Karena adanya perkembangan pemikiran-pemikiran manusia dari waktu ke waktu sehingga menimbulkan pemikiran baru pengembangan dari aliran Progresivisme. Yang tentunya mempunyai persamaan-persamaan juga menimbulkan perbedaan-perbedaan yang merupakan hasil pemikiran yang telah disempurnakan.
2 . Latar Belakang Sejarah Rekonstruktivisme
Plato adalah salah satu tokoh dari aliran rekonstruksivisme. Dia membuat sebuah garis besar tentang perencanaan bagi kondisi dimana pendidikan akan menjadi sebuah bahan untuk membentuk masyarakat baru dan lebih baik. Plato yakin sekali kondisi ini sangat diinginkan masyarakat. Walaupun usaha Plato untuk mewujudkan masyarakat seperti itu gagal. Paling tidak dia telah maju selangkah pada masanya.
Bila kita melihat pemikiran Plato sampai dengan Skinner, kita dapat tahu bahwa mereka merekomendasikan pendidikan sebagai alat utama bagi perubahan sosial. Plato, sebagai contoh,  pemikirannya tentang pendidikan adalah sebagai sine qua non dari masyarakat yang baik. Marx melihat pendidikan sebagai cara untuk menolong kaum proletariat mengembangkan sebuah pengertian kesadaran sosial (social conciousness), penulis kristen berpendapat penggunaan pendidikan sebagai alat penanaman kesetian agama, tehnokrat moderen melihat pendidikan sebagai cara untuk mengembangkan perubahan teknis dan memberikan individu  keterampilan yang perlu bagi kehidupan dalam masyarakat teknologi maju. Di Amerika serikat, sejumlah orang memandang pendidikan sebagai alat bagi reformasi sosial.

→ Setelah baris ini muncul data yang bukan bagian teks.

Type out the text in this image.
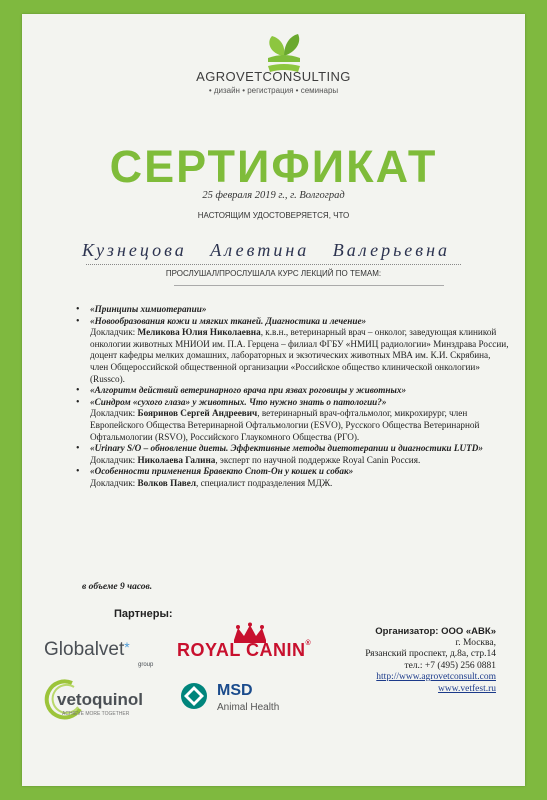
AGROVETCONSULTING
• дизайн • регистрация • семинары
СЕРТИФИКАТ
25 февраля 2019 г., г. Волгоград
НАСТОЯЩИМ УДОСТОВЕРЯЕТСЯ, ЧТО
Кузнецова Алевтина Валерьевна
ПРОСЛУШАЛ/ПРОСЛУШАЛА КУРС ЛЕКЦИЙ ПО ТЕМАМ:
• «Принципы химиотерапии»
• «Новообразования кожи и мягких тканей. Диагностика и лечение»
Докладчик: Меликова Юлия Николаевна, к.в.н., ветеринарный врач – онколог, заведующая клиникой онкологии животных МНИОИ им. П.А. Герцена – филиал ФГБУ «НМИЦ радиологии» Минздрава России, доцент кафедры мелких домашних, лабораторных и экзотических животных МВА им. К.И. Скрябина, член Общероссийской общественной организации «Российское общество клинической онкологии» (Russco).
• «Алгоритм действий ветеринарного врача при язвах роговицы у животных»
• «Синдром «сухого глаза» у животных. Что нужно знать о патологии?»
Докладчик: Бояринов Сергей Андреевич, ветеринарный врач-офтальмолог, микрохирург, член Европейского Общества Ветеринарной Офтальмологии (ESVO), Русского Общества Ветеринарной Офтальмологии (RSVO), Российского Глаукомного Общества (РГО).
• «Urinary S/O – обновление диеты. Эффективные методы диетотерапии и диагностики LUTD»
Докладчик: Николаева Галина, эксперт по научной поддержке Royal Canin Россия.
• «Особенности применения Бравекто Спот-Он у кошек и собак»
Докладчик: Волков Павел, специалист подразделения МДЖ.
в объеме 9 часов.
Партнеры:
Globalvet*
group
ROYAL CANIN®
vetoquinol
ACHIEVE MORE TOGETHER
MSD
Animal Health
Организатор: ООО «АВК»
г. Москва,
Рязанский проспект, д.8а, стр.14
тел.: +7 (495) 256 0881
http://www.agrovetconsult.com
www.vetfest.ru
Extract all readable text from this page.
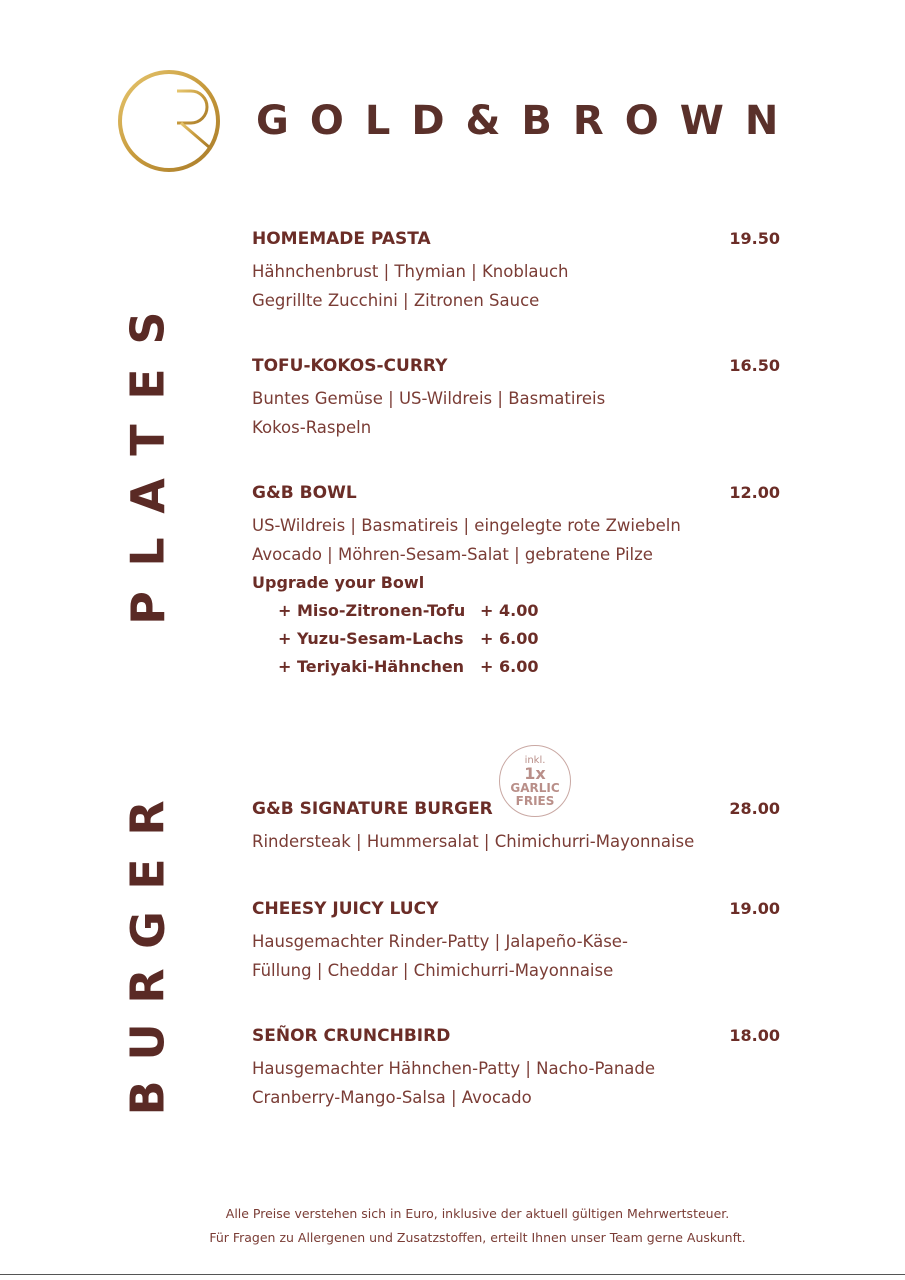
GOLD&BROWN
S
E
T
A
L
P
R
E
G
R
U
B
HOMEMADE PASTA	19.50
Hähnchenbrust | Thymian | Knoblauch
Gegrillte Zucchini | Zitronen Sauce
TOFU-KOKOS-CURRY	16.50
Buntes Gemüse | US-Wildreis | Basmatireis
Kokos-Raspeln
G&B BOWL	12.00
US-Wildreis | Basmatireis | eingelegte rote Zwiebeln
Avocado | Möhren-Sesam-Salat | gebratene Pilze
Upgrade your Bowl
+ Miso-Zitronen-Tofu + 4.00
+ Yuzu-Sesam-Lachs + 6.00
+ Teriyaki-Hähnchen + 6.00
inkl.
1x
GARLIC
FRIES
G&B SIGNATURE BURGER	28.00
Rindersteak | Hummersalat | Chimichurri-Mayonnaise
CHEESY JUICY LUCY	19.00
Hausgemachter Rinder-Patty | Jalapeño-Käse-
Füllung | Cheddar | Chimichurri-Mayonnaise
SEÑOR CRUNCHBIRD	18.00
Hausgemachter Hähnchen-Patty | Nacho-Panade
Cranberry-Mango-Salsa | Avocado
Alle Preise verstehen sich in Euro, inklusive der aktuell gültigen Mehrwertsteuer.
Für Fragen zu Allergenen und Zusatzstoffen, erteilt Ihnen unser Team gerne Auskunft.
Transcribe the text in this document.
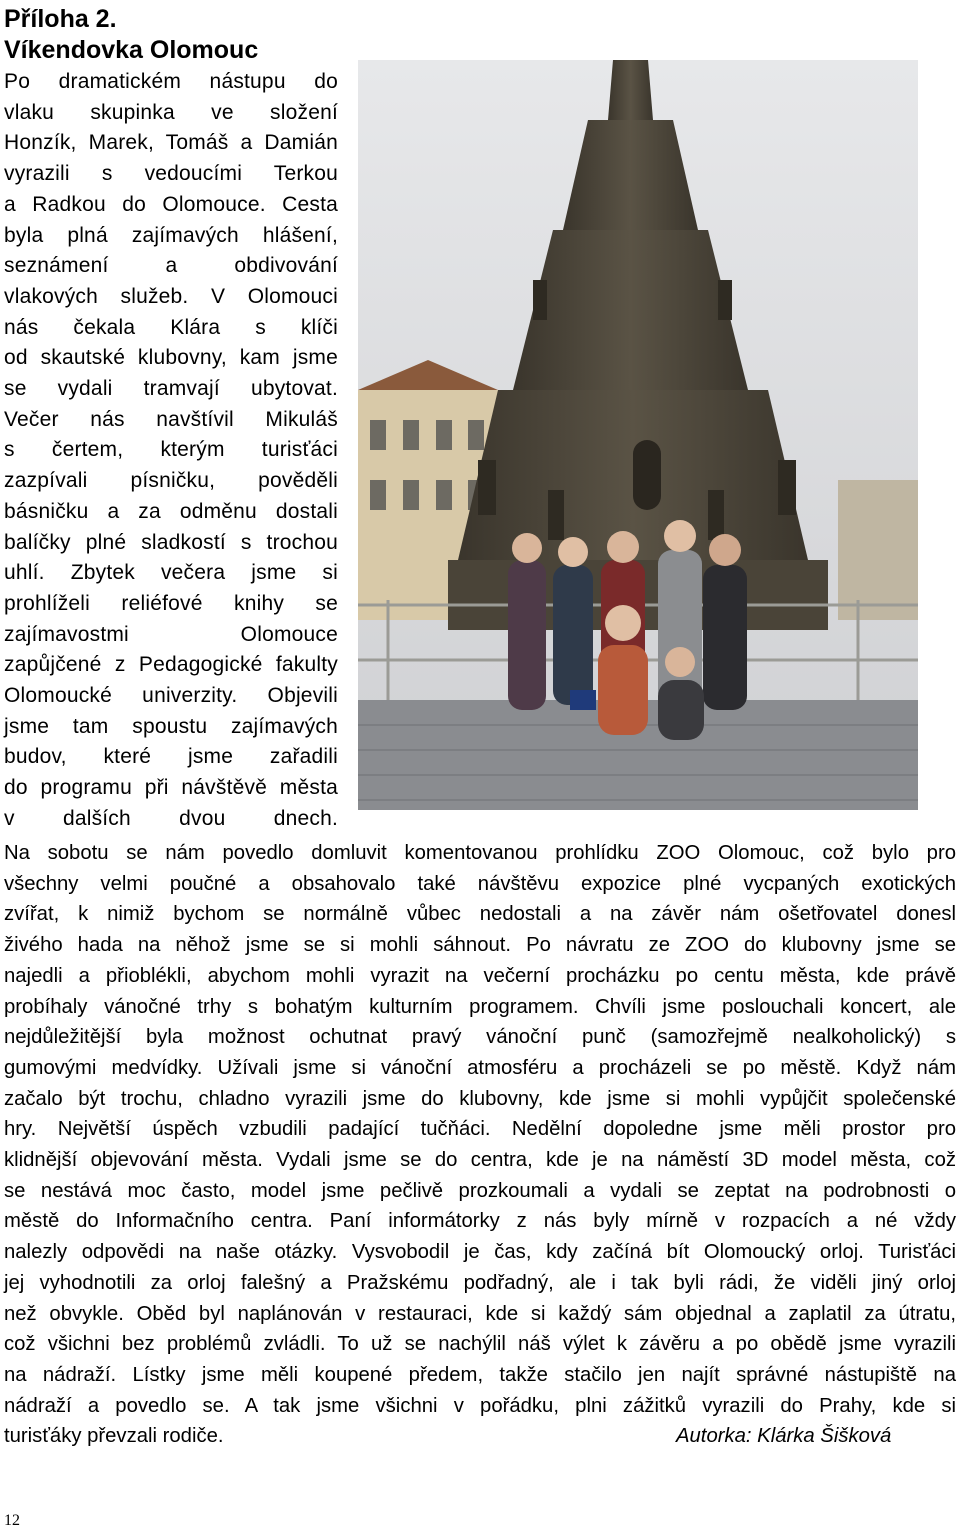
Příloha 2.
Víkendovka Olomouc
Po dramatickém nástupu do
vlaku skupinka ve složení
Honzík, Marek, Tomáš a Damián
vyrazili s vedoucími Terkou
a Radkou do Olomouce. Cesta
byla plná zajímavých hlášení,
seznámení a obdivování
vlakových služeb. V Olomouci
nás čekala Klára s klíči
od skautské klubovny, kam jsme
se vydali tramvají ubytovat.
Večer nás navštívil Mikuláš
s čertem, kterým turisťáci
zazpívali písničku, pověděli
básničku a za odměnu dostali
balíčky plné sladkostí s trochou
uhlí. Zbytek večera jsme si
prohlíželi reliéfové knihy se
zajímavostmi Olomouce
zapůjčené z Pedagogické fakulty
Olomoucké univerzity. Objevili
jsme tam spoustu zajímavých
budov, které jsme zařadili
do programu při návštěvě města
v dalších dvou dnech.
Na sobotu se nám povedlo domluvit komentovanou prohlídku ZOO Olomouc, což bylo pro
všechny velmi poučné a obsahovalo také návštěvu expozice plné vycpaných exotických
zvířat, k nimiž bychom se normálně vůbec nedostali a na závěr nám ošetřovatel donesl
živého hada na něhož jsme se si mohli sáhnout. Po návratu ze ZOO do klubovny jsme se
najedli a přioblékli, abychom mohli vyrazit na večerní procházku po centu města, kde právě
probíhaly vánočné trhy s bohatým kulturním programem. Chvíli jsme poslouchali koncert, ale
nejdůležitější byla možnost ochutnat pravý vánoční punč (samozřejmě nealkoholický) s
gumovými medvídky. Užívali jsme si vánoční atmosféru a procházeli se po městě. Když nám
začalo být trochu, chladno vyrazili jsme do klubovny, kde jsme si mohli vypůjčit společenské
hry. Největší úspěch vzbudili padající tučňáci. Nedělní dopoledne jsme měli prostor pro
klidnější objevování města. Vydali jsme se do centra, kde je na náměstí 3D model města, což
se nestává moc často, model jsme pečlivě prozkoumali a vydali se zeptat na podrobnosti o
městě do Informačního centra. Paní informátorky z nás byly mírně v rozpacích a né vždy
nalezly odpovědi na naše otázky. Vysvobodil je čas, kdy začíná bít Olomoucký orloj. Turisťáci
jej vyhodnotili za orloj falešný a Pražskému podřadný, ale i tak byli rádi, že viděli jiný orloj
než obvykle. Oběd byl naplánován v restauraci, kde si každý sám objednal a zaplatil za útratu,
což všichni bez problémů zvládli. To už se nachýlil náš výlet k závěru a po obědě jsme vyrazili
na nádraží. Lístky jsme měli koupené předem, takže stačilo jen najít správné nástupiště na
nádraží a povedlo se. A tak jsme všichni v pořádku, plni zážitků vyrazili do Prahy, kde si
turisťáky převzali rodiče.	Autorka: Klárka Šišková
12
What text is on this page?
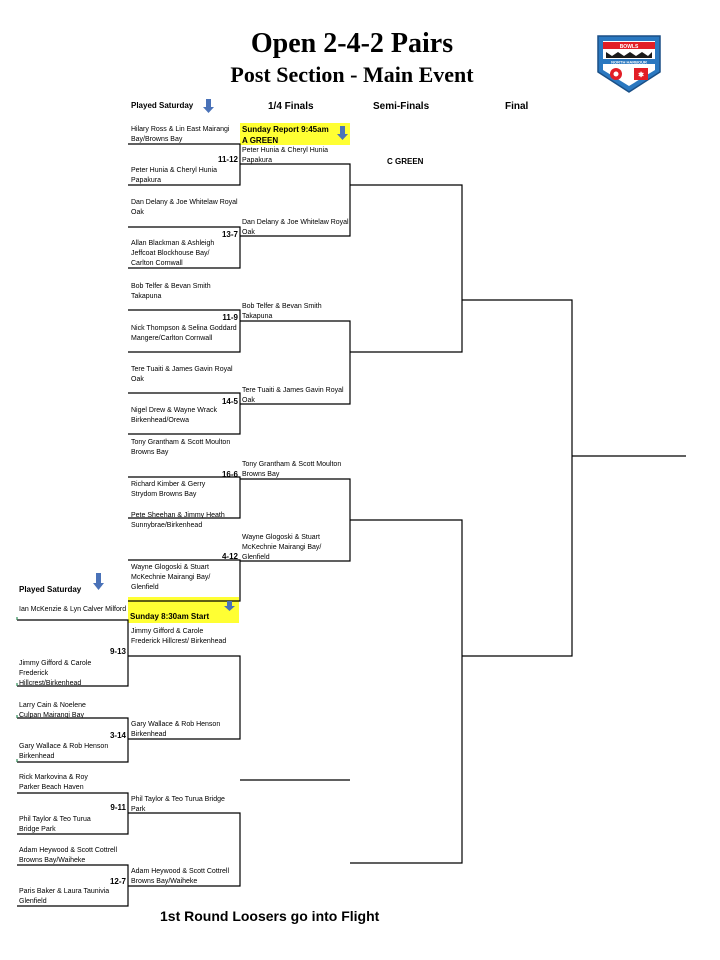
Open 2-4-2 Pairs
Post Section - Main Event
BOWLS
NORTH HARBOUR
✱
Played Saturday	1/4 Finals	Semi-Finals	Final
C GREEN
Played Saturday
Sunday Report 9:45am
A GREEN
Sunday 8:30am Start
Hilary Ross & Lin East Mairangi Bay/Browns Bay
11-12
Peter Hunia & Cheryl Hunia Papakura
Dan Delany & Joe Whitelaw Royal Oak
13-7
Allan Blackman & Ashleigh Jeffcoat Blockhouse Bay/ Carlton Cornwall
Bob Telfer & Bevan Smith Takapuna
11-9
Nick Thompson & Selina Goddard Mangere/Carlton Cornwall
Tere Tuaiti & James Gavin Royal Oak
14-5
Nigel Drew & Wayne Wrack Birkenhead/Orewa
Tony Grantham & Scott Moulton Browns Bay
16-6
Richard Kimber & Gerry Strydom Browns Bay
Pete Sheehan & Jimmy Heath Sunnybrae/Birkenhead
4-12
Wayne Glogoski & Stuart McKechnie Mairangi Bay/ Glenfield
Ian McKenzie & Lyn Calver Milford
9-13
Jimmy Gifford & Carole Frederick Hillcrest/Birkenhead
Larry Cain & Noelene Culpan Mairangi Bay
3-14
Gary Wallace & Rob Henson Birkenhead
Rick Markovina & Roy Parker Beach Haven
9-11
Phil Taylor & Teo Turua Bridge Park
Adam Heywood & Scott Cottrell Browns Bay/Waiheke
12-7
Paris Baker & Laura Taunivia Glenfield
Jimmy Gifford & Carole Frederick Hillcrest/ Birkenhead
Gary Wallace & Rob Henson Birkenhead
Phil Taylor & Teo Turua Bridge Park
Adam Heywood & Scott Cottrell Browns Bay/Waiheke
Peter Hunia & Cheryl Hunia Papakura
Dan Delany & Joe Whitelaw Royal Oak
Bob Telfer & Bevan Smith Takapuna
Tere Tuaiti & James Gavin Royal Oak
Tony Grantham & Scott Moulton Browns Bay
Wayne Glogoski & Stuart McKechnie Mairangi Bay/ Glenfield
1st Round Loosers go into Flight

Salah satu tokohnya, John Dewey. Dewey memandang pendidikan sebagai alat bagi perubahan baik kemanusian dan sosial. Aliran filsafat pragmativisme yang menjadi pemikiran Dewey dihubungkan dengan penolakan terhadap hal-hal yang absolut dan menerima hal-hal yang bersifat relatif saja. Selain Plato Seorang filsuf dan pendidik terkemuka yang mendukung filsafat pendidikan reconstructionism sosial adalah Theodore Brameld. Selama bertahun-tahun mengajar, ia terus ide-ide penelitian rekonstruksionisme nya dengan menerapkan mereka ke dalam pengaturan sekolah di Floodwood High School di Minnesota. Dalam proyek ini, ia bekerja dengan administrator untuk mengembangkan program pendidikan bagi junior dan senior yang melibatkan belajar dengan berpikir kritis.   Dia mencoba meyakinkan para siswa dan guru bahwa isu-isu kontroversial dan masalah harus memainkan peran besar dalam pendidikan. Tidak masalah dianggap off-batas bagi siswa untuk membahas dan menganalisis. Dia benar-benar baik-baik saja dengan argumennya  baik di dalam maupun di luar kelas. Selama karirnya yang panjang sebagai seorang filsuf dan pendidik, Brameld diadakan ceramah di Amerika Serikat dan di seluruh dunia. Ia menjadi penulis lebih dari selusin buku yang berkaitan dengan filosofi reconstructionism.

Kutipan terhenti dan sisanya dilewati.